Boykin knew Bowles well as secondary coach before Bowles was elevated last week, following the firing of Juan Castillo.
"When preparing for a game, he makes you feel super confident in your abilities . . . we'll definitely have that confidence that we can get it done - not that we haven't before - but [Bowles will be] just making it easy for us to play our game and play loose," Boykin said.
Defensive tackle Mike Patterson practiced Monday for the first time in 2012, and afterward Patterson said he's looking forward to playing for Bowles.
"It'll be really exciting to see what he does for us and see what's going to happen. We see him everyday, we're all together in meetings and stuff like that, but this was the first time he talked to us as a group," Patterson said. "He's a coach that's played in the league. You don't get that too often."
Boykin said he was quite surprised last Tuesday to hear the 3-3 team had changed defensive coordinators. "I actually saw it on ESPN when I woke up," he recalled. "It's crazy, but I've talked to Juan and texted him."
Less surprised, and for some reason wary of saying anything about Castillo or Bowles to reporters Monday, was defensive end Jason Babin. He said describing his reaction to the change would be "above my pay grade."
Babin said characterizing Bowles' message to the defense would be "giving away the game plan," even though no game plan will begin to be installed until Wednesday.
"I've been doing this for 9 years now," Babin said, when asked about surprise. "You kind of have to be numb."
Slightly more helpful was corner Nnamdi Asomugha, who has made no secret of his high regard for Bowles since Bowles arrived from his three-game stint as the Dolphins' intermim head coach in January.
"There's an equanimity about him," said Asomugha, quite possibly becoming the only Eagle ever to use the word "equanimity" in the 80-year history of the franchise. "It doesn't matter what's going on, he's always going to be calm, just relaxed and stuff like that. So that's good. He always feels like there's a solution, no matter what we're going through."

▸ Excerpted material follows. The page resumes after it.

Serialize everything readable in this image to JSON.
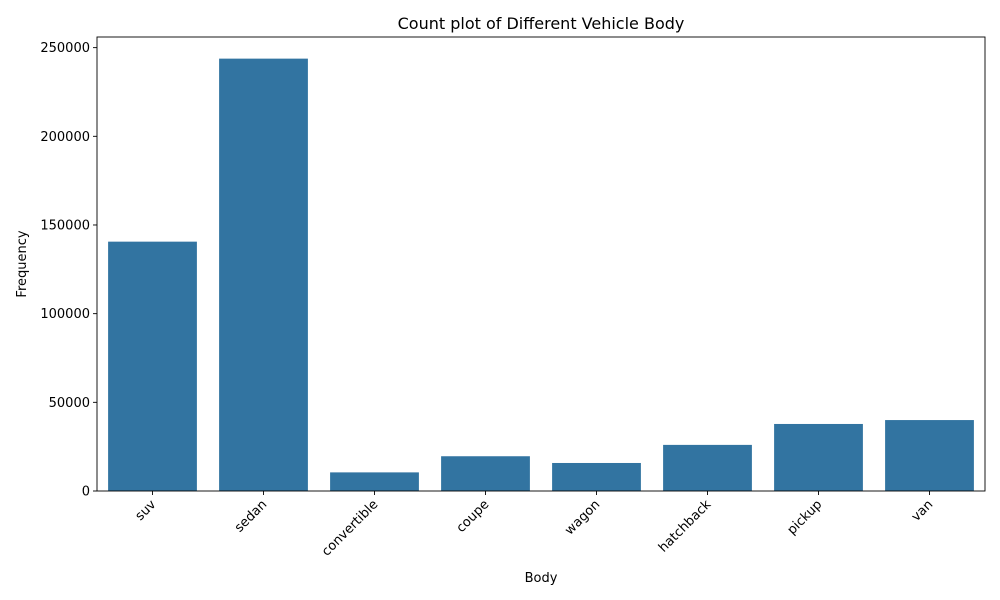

Safety Nate Allen said Bowles is "definitely a player's coach. He relates to us well and we all like him as a coach, and off the field he is a great guy. He's smart, so it's going to be a good thing.
"He talks to us like men. He's not real up in your face. He's not a loud guy. He expects you to know what you have to do as a man and as a professional. We love to play the game. You don't need a lot of motivation. If you do try to get motivation from coaches, then I think you're in the wrong [frame of mind]."
Asked what he thinks will change, Allen said: "It's hard to say right now. We're not sure exactly what [will change] because we haven't really put in a game plan or anything. We'll see on Wednesday, but it'll be good, whatever it is, and we're excited."
Bowles, who turns 49 next month, has never been a coordinator, even though he was an interim head coach and has interviewed for head coaching jobs.
Reporters have been unsure what input Bowles had into strategy up to now; we still don't know whose idea it was to switch up coverages, disastrously, in the fourth quarter of the Oct. 14 overtime loss to Detroit after Allen left with a hamstring injury.
Safety Kurt Coleman said Bowles "was helping make play calls throughout this year. He's a smart coach, he really is. He's going to do his due diligence and understand the game as far as [how] the offense is going to attack us, and you have to be able to adjust during the game. I think he's going to do a great job with that."
Left tackle Jason Peters (Achilles'), eligible to practice this week and next week before he would have to go on injured reserve, did not practice Monday, the Eagles said . . . The highlight of LeSean McCoy's bye week was having his number retired at Bishop McDevitt High in Harrisburg. "There's only two guys ever to get their number retired there, me and [ex-Eagles running back Ricky Watters]," McCoy said. "It felt good to go home and do that."